Für Sichtlagerkästen der Größe 7 stehen zwei Kapazitäten zur Wahl: 432 oder 720 Einheiten. Die hochtransparenten Behälter erlauben die sofortige Identifikation von Schrauben, Dichtungen oder Elektrobauteilen. Ein durchdachtes Rastersystem verhindert das Verrutschen der Kästen selbst bei vollen Auszügen.
Anpassbare Schubladen und Fachböden
RasterPlan-Systeme kombinieren Auszüge mit modularen Einbauten. Nutzer wählen zwischen vier Vollauszügen oder hybriden Lösungen mit zwei bis drei Auszugsebenen plus Stahlböden. Die Schubladen verfügen über seitliche Griffleisten und rutschfeste Einlagen.
Fachböden lassen sich im 25-mm-Raster versetzen – ideal für wechselnde Werkzeuggrößen. Praxistests belegen: Diese Feinjustierung reduziert Suchzeiten um bis zu 40%. Kombinationen aus festen Ebenen und Schubladen optimieren die Zugriffsgeschwindigkeit bei komplexen Projekten.
| Modell | Schüttgutwannen | Sichtlagerkästen |
|---|---|---|
| APFEL Basis | 30 + 120 Trennbleche | 432 Stück |
| APFEL Pro | 50 + 200 Trennbleche | 720 Stück |
Optimale Nutzung des Vertikalen Stauraums
Die Höhe eines Raums bietet oft ungenutztes Potenzial. Durch systematische Ausrichtung nach oben entstehen Lagermöglichkeiten, die horizontale Flächen entlasten. Ein durchdachtes Konzept verwandelt schmale Grundrisse in vollwertige Arbeitsumgebungen.

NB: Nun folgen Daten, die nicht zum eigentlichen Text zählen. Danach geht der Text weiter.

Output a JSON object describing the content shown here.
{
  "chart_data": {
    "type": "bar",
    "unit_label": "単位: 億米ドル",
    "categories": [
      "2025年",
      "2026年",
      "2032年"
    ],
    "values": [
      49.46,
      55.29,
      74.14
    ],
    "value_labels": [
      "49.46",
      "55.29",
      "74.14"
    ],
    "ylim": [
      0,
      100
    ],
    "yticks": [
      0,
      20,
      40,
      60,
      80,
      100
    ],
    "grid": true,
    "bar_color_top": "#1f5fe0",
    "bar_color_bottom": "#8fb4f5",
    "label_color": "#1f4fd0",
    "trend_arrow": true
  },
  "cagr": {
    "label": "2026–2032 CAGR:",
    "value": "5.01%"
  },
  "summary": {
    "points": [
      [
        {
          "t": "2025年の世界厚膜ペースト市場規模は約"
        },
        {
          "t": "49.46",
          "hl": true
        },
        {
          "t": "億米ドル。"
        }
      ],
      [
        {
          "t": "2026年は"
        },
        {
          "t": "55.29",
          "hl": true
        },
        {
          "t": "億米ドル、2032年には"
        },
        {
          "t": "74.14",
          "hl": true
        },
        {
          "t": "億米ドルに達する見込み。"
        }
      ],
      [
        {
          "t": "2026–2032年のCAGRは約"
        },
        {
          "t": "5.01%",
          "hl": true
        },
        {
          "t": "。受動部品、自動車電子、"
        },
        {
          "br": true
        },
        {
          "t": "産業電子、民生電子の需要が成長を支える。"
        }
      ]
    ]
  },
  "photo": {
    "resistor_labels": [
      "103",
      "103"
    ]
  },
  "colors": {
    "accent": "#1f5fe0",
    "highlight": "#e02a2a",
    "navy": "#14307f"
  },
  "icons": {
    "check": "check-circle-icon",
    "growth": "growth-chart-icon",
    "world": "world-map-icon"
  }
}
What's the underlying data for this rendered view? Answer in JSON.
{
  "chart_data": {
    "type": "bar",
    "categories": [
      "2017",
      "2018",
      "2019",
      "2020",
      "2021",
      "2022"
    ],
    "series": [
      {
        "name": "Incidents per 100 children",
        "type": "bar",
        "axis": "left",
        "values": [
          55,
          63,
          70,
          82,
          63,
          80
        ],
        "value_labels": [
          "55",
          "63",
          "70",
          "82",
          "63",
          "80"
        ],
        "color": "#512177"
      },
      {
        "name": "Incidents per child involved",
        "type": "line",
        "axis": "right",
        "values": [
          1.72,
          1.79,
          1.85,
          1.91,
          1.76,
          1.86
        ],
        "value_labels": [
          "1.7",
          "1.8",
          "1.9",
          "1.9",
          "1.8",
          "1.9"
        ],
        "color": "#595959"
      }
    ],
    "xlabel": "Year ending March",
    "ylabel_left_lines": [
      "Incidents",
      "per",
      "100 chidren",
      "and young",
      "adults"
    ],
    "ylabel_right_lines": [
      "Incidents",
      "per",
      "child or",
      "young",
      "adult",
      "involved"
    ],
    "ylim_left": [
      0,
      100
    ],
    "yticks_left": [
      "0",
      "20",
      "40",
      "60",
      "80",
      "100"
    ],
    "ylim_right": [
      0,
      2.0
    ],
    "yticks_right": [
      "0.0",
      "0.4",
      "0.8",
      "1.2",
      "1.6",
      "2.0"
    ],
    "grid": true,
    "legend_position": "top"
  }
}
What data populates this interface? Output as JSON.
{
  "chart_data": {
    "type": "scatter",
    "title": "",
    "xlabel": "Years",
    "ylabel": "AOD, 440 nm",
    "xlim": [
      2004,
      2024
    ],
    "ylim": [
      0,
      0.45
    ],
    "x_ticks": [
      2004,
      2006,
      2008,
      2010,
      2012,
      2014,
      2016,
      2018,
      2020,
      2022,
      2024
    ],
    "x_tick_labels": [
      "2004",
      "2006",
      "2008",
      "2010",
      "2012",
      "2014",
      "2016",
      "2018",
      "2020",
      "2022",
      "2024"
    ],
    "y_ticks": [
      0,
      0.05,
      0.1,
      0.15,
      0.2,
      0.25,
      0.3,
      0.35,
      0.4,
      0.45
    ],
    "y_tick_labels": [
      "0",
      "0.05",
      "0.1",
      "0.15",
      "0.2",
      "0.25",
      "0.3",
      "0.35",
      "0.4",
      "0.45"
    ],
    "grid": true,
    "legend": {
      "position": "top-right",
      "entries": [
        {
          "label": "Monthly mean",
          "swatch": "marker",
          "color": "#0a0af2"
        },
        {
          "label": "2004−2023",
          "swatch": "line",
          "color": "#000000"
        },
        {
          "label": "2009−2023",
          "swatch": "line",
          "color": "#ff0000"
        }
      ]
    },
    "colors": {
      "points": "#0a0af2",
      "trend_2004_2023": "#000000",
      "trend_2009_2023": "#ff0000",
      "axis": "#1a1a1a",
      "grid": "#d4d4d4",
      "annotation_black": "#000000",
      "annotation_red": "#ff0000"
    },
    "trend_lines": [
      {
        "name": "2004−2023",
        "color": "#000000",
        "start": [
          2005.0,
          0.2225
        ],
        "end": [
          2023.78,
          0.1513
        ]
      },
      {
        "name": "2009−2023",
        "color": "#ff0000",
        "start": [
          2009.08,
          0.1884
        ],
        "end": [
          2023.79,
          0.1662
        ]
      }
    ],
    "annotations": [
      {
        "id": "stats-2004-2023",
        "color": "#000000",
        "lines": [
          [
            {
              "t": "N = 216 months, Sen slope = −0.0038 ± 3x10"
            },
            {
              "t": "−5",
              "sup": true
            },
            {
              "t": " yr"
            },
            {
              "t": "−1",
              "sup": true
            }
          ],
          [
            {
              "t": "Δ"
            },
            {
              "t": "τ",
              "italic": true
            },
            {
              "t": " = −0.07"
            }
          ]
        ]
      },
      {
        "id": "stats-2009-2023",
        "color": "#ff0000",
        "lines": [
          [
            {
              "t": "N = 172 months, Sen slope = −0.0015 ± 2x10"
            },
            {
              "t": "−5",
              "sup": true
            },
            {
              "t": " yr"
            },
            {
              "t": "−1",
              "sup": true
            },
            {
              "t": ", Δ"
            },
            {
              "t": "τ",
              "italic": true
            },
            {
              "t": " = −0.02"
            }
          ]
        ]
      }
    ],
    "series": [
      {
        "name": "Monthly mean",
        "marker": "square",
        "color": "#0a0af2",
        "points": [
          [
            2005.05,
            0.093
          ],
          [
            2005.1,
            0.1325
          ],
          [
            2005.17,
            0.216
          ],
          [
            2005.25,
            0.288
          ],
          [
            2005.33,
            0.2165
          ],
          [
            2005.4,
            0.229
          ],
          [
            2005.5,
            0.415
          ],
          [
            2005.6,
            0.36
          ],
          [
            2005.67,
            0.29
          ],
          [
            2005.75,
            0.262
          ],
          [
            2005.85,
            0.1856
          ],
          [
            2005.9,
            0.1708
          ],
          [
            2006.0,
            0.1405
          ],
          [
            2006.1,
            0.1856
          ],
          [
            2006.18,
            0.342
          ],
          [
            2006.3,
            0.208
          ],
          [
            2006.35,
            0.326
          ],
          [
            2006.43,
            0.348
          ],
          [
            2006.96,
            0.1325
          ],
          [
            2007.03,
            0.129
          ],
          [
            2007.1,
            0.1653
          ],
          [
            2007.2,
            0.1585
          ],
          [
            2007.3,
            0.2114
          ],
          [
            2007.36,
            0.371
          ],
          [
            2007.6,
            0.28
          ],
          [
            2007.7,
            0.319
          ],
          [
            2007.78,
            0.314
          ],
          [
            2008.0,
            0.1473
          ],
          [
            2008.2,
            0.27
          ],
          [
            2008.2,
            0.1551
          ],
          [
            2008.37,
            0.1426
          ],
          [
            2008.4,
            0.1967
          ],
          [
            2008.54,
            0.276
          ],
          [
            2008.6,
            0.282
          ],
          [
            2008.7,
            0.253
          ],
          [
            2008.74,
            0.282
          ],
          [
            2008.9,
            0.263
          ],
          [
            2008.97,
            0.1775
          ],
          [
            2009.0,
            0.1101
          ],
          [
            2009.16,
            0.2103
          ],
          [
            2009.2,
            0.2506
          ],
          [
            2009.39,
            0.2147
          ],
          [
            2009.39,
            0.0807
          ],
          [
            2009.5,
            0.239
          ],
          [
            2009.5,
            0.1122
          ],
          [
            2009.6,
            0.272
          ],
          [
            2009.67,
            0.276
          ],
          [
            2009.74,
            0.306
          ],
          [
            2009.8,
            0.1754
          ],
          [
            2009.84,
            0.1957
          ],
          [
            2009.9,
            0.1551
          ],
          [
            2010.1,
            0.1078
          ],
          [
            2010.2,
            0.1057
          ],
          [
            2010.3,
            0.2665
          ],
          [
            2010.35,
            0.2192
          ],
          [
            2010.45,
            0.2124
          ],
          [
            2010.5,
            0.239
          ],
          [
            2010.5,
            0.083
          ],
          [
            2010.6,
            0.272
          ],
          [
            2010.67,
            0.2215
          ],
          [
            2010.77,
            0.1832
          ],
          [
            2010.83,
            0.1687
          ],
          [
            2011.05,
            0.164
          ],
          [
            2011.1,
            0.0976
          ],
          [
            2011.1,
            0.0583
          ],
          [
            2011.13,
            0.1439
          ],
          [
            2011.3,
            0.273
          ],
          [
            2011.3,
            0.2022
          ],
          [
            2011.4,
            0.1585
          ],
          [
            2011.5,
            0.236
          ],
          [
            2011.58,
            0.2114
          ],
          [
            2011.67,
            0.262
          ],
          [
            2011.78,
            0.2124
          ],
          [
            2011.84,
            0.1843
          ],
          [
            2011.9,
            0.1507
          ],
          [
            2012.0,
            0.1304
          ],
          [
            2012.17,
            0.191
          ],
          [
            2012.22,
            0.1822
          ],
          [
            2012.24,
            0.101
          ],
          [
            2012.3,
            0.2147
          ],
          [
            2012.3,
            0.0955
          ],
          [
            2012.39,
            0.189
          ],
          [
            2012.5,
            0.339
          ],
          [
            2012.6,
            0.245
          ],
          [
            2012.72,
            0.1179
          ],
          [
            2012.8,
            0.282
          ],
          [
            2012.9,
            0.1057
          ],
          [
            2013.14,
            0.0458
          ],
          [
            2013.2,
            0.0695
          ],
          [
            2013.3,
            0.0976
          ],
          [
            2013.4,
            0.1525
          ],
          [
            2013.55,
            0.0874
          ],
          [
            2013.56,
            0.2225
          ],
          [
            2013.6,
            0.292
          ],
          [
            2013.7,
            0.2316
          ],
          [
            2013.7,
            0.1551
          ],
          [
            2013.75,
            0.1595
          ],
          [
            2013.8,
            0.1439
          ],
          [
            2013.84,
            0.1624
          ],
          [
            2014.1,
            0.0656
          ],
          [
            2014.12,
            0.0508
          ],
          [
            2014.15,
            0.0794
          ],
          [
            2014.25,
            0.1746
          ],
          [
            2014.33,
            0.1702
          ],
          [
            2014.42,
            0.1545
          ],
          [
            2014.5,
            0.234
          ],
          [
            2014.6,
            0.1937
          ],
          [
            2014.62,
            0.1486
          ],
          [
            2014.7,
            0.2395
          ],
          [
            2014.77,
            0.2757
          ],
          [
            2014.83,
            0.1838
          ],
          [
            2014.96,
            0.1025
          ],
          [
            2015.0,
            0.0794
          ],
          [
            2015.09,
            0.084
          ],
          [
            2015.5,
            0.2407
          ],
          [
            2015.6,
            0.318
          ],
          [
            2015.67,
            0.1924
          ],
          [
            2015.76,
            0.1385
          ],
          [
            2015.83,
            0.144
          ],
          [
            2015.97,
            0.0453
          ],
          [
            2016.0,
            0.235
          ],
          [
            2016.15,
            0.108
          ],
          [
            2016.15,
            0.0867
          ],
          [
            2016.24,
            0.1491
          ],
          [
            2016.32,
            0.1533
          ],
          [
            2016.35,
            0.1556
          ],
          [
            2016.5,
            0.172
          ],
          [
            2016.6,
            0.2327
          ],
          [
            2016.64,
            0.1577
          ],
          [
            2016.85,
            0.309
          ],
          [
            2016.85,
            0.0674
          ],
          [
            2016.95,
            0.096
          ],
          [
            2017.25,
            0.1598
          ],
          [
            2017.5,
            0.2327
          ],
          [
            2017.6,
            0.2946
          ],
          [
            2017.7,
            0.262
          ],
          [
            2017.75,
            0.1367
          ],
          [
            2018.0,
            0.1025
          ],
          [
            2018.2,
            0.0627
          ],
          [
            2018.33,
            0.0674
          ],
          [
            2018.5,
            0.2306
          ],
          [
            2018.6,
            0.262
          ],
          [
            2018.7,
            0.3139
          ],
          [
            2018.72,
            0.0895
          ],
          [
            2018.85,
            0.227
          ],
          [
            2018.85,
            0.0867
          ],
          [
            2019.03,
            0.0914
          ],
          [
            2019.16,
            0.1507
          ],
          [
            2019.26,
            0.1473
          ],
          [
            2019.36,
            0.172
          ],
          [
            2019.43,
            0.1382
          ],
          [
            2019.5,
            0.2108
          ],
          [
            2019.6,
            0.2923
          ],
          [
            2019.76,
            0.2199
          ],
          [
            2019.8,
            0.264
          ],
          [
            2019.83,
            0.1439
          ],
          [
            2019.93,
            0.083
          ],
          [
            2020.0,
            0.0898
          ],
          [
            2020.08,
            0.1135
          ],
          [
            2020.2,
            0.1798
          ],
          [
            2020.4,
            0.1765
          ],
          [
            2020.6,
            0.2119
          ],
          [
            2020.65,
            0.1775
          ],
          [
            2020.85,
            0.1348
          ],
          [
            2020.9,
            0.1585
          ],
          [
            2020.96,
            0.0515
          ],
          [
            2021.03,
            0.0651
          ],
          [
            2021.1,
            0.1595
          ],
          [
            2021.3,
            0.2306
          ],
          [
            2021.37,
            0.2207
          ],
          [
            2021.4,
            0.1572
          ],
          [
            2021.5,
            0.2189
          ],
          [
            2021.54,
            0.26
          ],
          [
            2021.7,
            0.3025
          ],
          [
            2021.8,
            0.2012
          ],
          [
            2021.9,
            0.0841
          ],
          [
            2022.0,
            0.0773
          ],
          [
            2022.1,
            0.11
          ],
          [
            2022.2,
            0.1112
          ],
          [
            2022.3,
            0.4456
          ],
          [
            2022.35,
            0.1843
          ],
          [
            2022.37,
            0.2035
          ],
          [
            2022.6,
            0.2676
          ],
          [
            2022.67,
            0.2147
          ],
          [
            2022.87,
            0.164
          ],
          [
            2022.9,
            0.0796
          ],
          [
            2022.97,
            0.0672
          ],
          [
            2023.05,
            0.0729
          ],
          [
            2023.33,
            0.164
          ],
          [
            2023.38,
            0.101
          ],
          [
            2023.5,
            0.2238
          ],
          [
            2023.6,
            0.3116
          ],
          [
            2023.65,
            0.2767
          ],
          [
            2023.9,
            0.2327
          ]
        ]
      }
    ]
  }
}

Platzgewinn und effiziente Raumausnutzung
Der RasterPlan Vertikalschrank demonstriert dieses Prinzip: 7,3 m² Nutzfläche verdichten sich auf 0,6 m² Standfläche. Schlanke Stahlkonstruktionen mit mehreren Auszugsebenen machen es möglich. Jeder Zugriff erfolgt ohne Umräumarbeiten – selbst schwere Geräte bleiben stets griffbereit.
Herausziehbare Module nehmen unterschiedlichste Materialien auf. Von Spezialwerkzeugen bis zu Schraubensortimenten findet alles seinen Platz. Transparente Behälter und beschriftete Fronten beschleunigen die Inventur. Gleichzeitig bleibt der Fußraum frei für Maschinen oder Großprojekte.
Wir empfehlen diese Lösung für Werkstätten mit beengten Verhältnissen. Die Kombination aus Stabilität und Zugriffslogistik schafft neue Organisationsmöglichkeiten. So entsteht mehr Spielraum für produktives Arbeiten – sowohl in gewerblichen als auch privaten Bereichen.